I have realized that my desires are not simple.  Sometimes they are conflicting even to the point of paradox.  And I am beginning to understand that is a paradox to be celebrated, a mystery to be enjoyed and explored.  I do not have to forsake any of my desires for any other.  I can explore each and every one of them in excruciating detail. 

I still have a very painful stutter when discussing some of the more extreme desires that I have yet to actually experience.  They are not my only desires, but the fact that I have such difficulty articulating them bestows them with immense power to my thinking.  That the simple act of giving voice to them, putting them into language, is such a struggle  (for one who loves words as much as I do) suggests a great deal of meaning and power.

Perhaps it is the fear of judgment, or the fear of being misunderstood.  Truth be told, some of those desires could be misinterpreted, and indeed have been by some of the people I love and respect.  Specifically the desire to submit to someone else’s will, either by acceptance or by physical “force”, seems to invoke in many the idea of being victimized.  The desire to explore pain or fire or blood, seems to invoke concerns about my mental and emotional health and physical safety. 

Perhaps it is the fear of those desires themselves that instills them with such power.
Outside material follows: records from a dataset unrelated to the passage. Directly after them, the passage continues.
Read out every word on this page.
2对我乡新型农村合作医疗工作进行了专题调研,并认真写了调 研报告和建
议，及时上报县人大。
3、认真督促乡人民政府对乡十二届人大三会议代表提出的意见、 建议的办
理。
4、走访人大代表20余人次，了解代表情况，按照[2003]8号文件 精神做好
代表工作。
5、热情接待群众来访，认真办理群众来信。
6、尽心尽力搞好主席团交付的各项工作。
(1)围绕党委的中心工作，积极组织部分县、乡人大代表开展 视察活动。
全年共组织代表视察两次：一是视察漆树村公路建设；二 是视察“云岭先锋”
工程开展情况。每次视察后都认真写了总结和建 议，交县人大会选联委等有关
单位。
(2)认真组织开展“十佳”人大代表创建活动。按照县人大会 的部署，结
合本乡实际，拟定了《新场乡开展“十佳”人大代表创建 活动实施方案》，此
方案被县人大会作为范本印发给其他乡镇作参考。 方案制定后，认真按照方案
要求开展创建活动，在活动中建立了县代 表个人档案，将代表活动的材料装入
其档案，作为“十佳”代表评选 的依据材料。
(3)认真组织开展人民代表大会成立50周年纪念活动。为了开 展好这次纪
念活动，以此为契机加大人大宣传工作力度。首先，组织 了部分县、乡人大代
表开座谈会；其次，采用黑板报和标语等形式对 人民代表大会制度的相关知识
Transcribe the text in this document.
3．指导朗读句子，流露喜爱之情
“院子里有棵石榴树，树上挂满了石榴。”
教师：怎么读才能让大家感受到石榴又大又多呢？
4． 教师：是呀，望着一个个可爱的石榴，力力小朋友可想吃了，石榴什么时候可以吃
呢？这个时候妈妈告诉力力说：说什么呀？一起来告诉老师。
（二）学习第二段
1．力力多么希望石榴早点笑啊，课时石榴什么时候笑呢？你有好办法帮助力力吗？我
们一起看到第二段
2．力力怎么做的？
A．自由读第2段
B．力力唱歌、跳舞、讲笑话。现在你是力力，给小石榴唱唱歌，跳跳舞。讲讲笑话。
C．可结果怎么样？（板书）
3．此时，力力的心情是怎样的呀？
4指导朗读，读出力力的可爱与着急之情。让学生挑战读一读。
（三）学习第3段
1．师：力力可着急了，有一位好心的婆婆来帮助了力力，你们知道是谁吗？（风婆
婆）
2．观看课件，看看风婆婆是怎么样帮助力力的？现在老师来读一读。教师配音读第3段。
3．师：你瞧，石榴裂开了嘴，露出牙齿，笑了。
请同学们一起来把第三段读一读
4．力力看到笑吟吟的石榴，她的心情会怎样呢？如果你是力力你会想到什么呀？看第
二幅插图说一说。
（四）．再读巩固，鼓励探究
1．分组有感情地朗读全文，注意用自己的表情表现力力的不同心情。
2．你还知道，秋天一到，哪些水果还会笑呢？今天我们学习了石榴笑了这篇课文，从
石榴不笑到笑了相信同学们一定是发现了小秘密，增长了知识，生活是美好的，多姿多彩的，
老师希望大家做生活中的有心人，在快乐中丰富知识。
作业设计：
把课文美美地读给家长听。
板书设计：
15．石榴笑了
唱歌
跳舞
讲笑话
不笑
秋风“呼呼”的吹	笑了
Fear is an amazing and profound emotion and the source of great strength.  I have spent much time reading and learning and exploring intellectually, soon it will be time to actually go out and discover what it all might mean.  When I do, it might be in fear but, it will not be in shame.

Thursday, February 13, 2014

Work as an Expression of Identity

I work in the manifest world as a banker.  I am middle management at a neighborhood branch (not my neighborhood).  It is good work and I am fortunate to have the job and to make enough money to pay my bills.  I am fortunate to work for a small bank that is service oriented, that is relationship oriented.  I do not have to sacrifice my ethics to do my job.  I am grateful for that.

However, I am on a “career path” to become a Branch Manager.   My mentors with the bank, which include two Vice Presidents and a few Branch Managers, are grooming me for that career.  They are good people and I value them and I am grateful for their interest and investment in me. 

The thing is I don’t really want the career that they are grooming me for.  Don’t get me wrong, the money would be good and I would enjoy having the increased income but, I don’t like being the boss.  I don’t thrive on it.  It is not a natural and fulfilling position for me, at least not in this context.

What I enjoy, what I thrive on is taking care of people.  I enjoy being of service to others.  I thrive on taking care of details to allow others to do more important work.  My best talents involve care-taking for others whom I respect, anticipating their needs and taking care of them, to make their lives better, their work easier.

I believe that this is an essential part of my identity.  I believe that this is fundamental to my happiness and I am hoping to find work that will allow me to express this part of me, as well as participate more fully in my own neighborhood and community.

The search for work and identity are ongoing.